The pandemic changed the landscape forever and digital transformation accelerated overnight. You cannot take a guess at this and hope the next generation of workers and customers cross paths with you. To appeal to them, they expect you to have exactly what they want and the only way to reach them is via data and algorithms to target each as an individual, based on their preferences and personalisation.

As technology evolved to play a bigger role in a company’s strategy, we used to say IT went from the basement to the boardroom – now it’s marketing’s turn.

Sharing Learning

A short story from a brilliant client of mine and Oxford Professor whose vision transformed one of the leading UK institutes. We spent lots of time talking and whether in London or New York his stories and insight were rich with poignancy and relevancy. Always memorable, you could make decisions and hang your hat on them.

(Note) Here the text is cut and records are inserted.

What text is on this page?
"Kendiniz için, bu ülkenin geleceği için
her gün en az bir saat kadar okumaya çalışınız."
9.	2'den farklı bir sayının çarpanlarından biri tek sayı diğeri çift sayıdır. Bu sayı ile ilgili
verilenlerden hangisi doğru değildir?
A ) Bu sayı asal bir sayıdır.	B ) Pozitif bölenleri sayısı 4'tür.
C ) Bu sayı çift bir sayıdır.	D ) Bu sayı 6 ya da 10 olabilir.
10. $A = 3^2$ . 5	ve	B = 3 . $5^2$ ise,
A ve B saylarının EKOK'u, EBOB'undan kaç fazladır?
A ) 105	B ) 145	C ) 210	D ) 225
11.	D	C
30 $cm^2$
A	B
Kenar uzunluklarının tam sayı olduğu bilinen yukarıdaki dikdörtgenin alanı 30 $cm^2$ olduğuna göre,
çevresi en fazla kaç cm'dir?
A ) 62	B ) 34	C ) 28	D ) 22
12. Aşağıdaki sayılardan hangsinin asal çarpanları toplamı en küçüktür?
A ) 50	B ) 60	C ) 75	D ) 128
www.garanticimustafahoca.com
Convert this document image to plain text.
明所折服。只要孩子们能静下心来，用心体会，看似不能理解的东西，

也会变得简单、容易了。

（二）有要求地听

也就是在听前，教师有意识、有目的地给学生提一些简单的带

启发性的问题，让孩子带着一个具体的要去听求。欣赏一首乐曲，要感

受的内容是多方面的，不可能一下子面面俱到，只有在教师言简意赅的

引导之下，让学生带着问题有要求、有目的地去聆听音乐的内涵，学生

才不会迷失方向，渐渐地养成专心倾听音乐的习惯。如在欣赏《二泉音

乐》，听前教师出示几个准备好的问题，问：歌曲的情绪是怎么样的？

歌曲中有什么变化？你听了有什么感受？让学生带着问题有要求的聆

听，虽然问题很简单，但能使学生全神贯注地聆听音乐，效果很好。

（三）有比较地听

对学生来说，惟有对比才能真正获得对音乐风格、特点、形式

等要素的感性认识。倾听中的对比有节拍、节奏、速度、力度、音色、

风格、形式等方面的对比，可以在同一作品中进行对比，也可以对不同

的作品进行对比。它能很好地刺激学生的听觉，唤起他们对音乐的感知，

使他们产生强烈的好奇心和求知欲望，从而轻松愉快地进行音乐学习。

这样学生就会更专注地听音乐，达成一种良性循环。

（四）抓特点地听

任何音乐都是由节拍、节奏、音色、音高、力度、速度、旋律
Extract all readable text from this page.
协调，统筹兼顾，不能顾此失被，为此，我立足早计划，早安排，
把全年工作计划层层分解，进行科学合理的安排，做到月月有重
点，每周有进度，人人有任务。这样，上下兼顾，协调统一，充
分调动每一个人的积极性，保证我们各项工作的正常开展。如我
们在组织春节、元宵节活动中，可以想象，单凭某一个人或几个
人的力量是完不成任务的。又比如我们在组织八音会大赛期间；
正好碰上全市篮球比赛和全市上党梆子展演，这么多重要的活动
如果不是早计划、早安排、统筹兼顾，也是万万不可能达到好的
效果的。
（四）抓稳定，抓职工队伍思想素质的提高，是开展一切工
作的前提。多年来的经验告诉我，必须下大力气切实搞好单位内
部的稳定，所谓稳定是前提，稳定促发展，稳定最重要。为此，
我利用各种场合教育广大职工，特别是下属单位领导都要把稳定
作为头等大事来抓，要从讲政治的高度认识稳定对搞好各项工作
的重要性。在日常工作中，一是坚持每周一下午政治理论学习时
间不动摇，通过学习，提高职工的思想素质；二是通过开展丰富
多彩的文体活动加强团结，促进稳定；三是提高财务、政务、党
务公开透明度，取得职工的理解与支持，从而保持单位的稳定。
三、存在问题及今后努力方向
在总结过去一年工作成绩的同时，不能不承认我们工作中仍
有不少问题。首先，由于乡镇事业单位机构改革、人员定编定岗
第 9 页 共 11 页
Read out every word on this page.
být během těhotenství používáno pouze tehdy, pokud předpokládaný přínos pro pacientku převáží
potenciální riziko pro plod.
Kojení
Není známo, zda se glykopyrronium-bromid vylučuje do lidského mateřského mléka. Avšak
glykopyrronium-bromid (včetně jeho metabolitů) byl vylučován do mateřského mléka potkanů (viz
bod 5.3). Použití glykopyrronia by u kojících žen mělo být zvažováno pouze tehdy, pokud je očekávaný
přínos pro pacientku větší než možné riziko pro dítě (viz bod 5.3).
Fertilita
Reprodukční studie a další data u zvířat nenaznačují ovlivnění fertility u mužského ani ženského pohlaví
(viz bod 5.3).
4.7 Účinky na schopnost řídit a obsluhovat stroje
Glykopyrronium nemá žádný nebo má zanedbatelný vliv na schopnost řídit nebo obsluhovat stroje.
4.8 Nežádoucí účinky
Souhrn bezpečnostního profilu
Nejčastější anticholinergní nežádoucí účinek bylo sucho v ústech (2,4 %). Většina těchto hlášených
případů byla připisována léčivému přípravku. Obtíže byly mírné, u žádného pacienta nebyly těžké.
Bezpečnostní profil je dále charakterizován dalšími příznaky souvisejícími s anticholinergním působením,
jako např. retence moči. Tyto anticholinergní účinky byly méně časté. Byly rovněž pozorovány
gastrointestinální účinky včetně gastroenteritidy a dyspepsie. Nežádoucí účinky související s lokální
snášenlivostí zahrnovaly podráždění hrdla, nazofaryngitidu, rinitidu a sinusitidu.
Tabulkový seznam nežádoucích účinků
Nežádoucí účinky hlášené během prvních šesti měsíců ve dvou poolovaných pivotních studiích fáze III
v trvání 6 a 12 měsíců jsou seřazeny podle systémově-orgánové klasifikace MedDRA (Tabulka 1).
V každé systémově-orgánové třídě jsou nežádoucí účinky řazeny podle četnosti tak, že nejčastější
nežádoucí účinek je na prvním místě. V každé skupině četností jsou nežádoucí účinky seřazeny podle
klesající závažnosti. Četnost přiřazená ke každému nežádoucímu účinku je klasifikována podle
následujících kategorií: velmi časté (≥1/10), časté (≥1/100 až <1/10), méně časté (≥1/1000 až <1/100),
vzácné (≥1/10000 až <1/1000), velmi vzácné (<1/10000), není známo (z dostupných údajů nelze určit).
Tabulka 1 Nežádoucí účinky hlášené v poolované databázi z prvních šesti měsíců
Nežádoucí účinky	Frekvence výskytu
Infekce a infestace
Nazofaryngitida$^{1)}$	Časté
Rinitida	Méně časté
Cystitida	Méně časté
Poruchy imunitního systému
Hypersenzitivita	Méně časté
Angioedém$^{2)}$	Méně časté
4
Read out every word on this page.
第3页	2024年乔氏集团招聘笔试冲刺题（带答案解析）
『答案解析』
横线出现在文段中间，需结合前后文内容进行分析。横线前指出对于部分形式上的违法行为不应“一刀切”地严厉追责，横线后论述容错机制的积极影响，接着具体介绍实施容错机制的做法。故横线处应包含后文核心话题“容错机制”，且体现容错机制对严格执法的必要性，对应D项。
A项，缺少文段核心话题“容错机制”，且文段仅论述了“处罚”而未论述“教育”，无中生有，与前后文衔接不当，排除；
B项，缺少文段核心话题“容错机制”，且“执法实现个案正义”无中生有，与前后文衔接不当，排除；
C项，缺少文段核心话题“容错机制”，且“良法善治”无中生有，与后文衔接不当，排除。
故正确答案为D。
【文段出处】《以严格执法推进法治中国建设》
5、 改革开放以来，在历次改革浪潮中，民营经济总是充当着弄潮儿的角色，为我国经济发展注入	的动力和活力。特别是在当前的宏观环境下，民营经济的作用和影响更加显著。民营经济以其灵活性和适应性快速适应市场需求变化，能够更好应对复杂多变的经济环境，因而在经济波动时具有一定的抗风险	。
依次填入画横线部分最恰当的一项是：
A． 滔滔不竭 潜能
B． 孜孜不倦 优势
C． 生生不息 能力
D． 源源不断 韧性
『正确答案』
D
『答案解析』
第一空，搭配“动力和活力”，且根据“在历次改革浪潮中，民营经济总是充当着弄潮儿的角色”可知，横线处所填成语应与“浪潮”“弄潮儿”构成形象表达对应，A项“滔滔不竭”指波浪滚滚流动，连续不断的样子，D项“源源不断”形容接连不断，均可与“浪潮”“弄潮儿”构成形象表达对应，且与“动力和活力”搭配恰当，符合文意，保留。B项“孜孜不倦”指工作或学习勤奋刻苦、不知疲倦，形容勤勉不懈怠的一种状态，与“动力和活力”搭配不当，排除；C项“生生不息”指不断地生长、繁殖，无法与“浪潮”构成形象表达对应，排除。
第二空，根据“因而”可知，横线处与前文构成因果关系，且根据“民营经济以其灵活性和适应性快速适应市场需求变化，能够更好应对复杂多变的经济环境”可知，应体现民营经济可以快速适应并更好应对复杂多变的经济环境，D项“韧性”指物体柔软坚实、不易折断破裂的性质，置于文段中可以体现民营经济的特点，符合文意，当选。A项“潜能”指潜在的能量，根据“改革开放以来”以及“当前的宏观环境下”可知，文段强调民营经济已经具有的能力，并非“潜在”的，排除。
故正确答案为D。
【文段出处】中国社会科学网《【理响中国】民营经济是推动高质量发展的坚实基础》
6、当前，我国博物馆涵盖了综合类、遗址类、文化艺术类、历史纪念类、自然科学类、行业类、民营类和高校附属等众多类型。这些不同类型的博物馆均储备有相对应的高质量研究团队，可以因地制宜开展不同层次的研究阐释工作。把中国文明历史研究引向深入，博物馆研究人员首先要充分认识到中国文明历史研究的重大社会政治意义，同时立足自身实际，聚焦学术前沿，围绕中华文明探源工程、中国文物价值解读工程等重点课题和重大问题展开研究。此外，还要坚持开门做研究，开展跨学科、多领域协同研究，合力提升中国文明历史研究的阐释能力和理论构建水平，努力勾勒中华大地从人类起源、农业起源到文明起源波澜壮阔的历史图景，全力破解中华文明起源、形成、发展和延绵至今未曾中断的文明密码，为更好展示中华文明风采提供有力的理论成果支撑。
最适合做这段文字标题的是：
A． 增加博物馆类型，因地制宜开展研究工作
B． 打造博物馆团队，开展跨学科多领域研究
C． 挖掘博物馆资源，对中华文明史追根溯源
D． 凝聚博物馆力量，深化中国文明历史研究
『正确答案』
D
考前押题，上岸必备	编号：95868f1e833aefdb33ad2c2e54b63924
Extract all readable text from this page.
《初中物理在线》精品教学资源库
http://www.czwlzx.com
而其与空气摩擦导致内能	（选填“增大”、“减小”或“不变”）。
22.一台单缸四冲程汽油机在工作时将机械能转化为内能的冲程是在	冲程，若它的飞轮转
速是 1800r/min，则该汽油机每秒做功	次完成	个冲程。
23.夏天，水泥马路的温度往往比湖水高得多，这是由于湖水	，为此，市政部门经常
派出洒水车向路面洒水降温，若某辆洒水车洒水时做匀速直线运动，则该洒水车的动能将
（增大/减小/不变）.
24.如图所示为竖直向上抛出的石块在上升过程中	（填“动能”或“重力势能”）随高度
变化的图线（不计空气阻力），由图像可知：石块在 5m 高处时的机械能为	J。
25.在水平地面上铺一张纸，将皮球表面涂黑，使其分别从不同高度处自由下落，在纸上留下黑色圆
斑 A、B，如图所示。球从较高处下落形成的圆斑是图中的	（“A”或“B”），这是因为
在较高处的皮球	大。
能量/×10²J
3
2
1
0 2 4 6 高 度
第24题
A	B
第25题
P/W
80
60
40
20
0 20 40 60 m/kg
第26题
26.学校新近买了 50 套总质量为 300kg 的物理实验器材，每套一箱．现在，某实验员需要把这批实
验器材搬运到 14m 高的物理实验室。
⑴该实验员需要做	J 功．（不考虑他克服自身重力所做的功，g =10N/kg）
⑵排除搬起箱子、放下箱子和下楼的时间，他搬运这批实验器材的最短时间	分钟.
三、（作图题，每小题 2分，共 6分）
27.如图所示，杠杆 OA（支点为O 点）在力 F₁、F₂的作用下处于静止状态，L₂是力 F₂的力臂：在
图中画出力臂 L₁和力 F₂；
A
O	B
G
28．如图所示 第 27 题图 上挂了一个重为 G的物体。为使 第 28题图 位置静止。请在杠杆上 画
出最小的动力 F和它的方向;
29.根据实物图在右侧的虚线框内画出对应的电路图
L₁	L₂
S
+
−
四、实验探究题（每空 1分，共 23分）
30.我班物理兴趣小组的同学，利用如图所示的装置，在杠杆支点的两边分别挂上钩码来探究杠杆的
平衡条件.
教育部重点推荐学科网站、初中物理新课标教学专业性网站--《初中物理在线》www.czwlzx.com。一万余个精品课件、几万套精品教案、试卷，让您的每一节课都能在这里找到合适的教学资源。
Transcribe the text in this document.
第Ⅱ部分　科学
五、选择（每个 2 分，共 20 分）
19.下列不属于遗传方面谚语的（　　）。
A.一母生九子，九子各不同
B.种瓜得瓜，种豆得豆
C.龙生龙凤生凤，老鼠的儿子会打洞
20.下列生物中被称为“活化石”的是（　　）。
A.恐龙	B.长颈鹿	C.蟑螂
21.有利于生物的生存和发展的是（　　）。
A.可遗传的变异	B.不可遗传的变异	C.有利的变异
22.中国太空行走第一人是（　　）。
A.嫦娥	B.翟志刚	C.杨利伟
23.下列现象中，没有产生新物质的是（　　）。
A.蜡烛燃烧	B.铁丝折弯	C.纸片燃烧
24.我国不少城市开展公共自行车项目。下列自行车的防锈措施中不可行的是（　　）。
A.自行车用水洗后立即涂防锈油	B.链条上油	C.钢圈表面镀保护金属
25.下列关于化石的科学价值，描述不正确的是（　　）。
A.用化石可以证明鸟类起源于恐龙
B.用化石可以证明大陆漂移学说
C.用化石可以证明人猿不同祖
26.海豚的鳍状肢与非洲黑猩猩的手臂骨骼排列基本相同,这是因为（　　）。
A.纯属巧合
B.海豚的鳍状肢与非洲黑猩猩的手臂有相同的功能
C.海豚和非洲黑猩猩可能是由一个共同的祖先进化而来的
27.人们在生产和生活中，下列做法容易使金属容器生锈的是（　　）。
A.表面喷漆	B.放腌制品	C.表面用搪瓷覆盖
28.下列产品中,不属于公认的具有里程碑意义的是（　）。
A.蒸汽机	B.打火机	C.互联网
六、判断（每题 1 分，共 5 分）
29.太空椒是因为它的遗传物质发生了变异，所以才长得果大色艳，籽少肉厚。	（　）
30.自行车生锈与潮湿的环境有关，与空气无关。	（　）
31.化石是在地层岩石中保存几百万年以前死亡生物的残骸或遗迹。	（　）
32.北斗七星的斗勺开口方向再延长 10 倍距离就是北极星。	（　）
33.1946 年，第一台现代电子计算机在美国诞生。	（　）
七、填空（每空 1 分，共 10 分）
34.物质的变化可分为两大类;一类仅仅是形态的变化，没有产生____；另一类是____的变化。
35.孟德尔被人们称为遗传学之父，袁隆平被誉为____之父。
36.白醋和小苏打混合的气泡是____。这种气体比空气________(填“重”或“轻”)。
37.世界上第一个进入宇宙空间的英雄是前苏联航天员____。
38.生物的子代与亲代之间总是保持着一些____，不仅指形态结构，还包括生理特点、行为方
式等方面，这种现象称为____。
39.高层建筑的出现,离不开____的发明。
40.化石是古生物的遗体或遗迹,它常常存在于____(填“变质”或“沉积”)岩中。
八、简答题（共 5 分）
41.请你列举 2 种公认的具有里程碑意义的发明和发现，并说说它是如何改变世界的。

He once shared a story where having graduated and read all the books about combining technical skills (in his case core accounting and financial) with business and leadership skills, he was equipped for the world of work. Within days he realised he wasn’t ready, and fortunately for him he could turn to his university professor to help him understand and complete the work he was assigned, visiting him often to ask how to tackle individual tasks.

How often have we heard versions of this tale – super smart young people qualified but not employment-ready? To get more people into jobs with the skills employers are looking for, we need to link needs with outcomes, ensuring HR departments work with academia to define the skills their companies are seeking.

Thank you Noel, best wishes for the next chapter.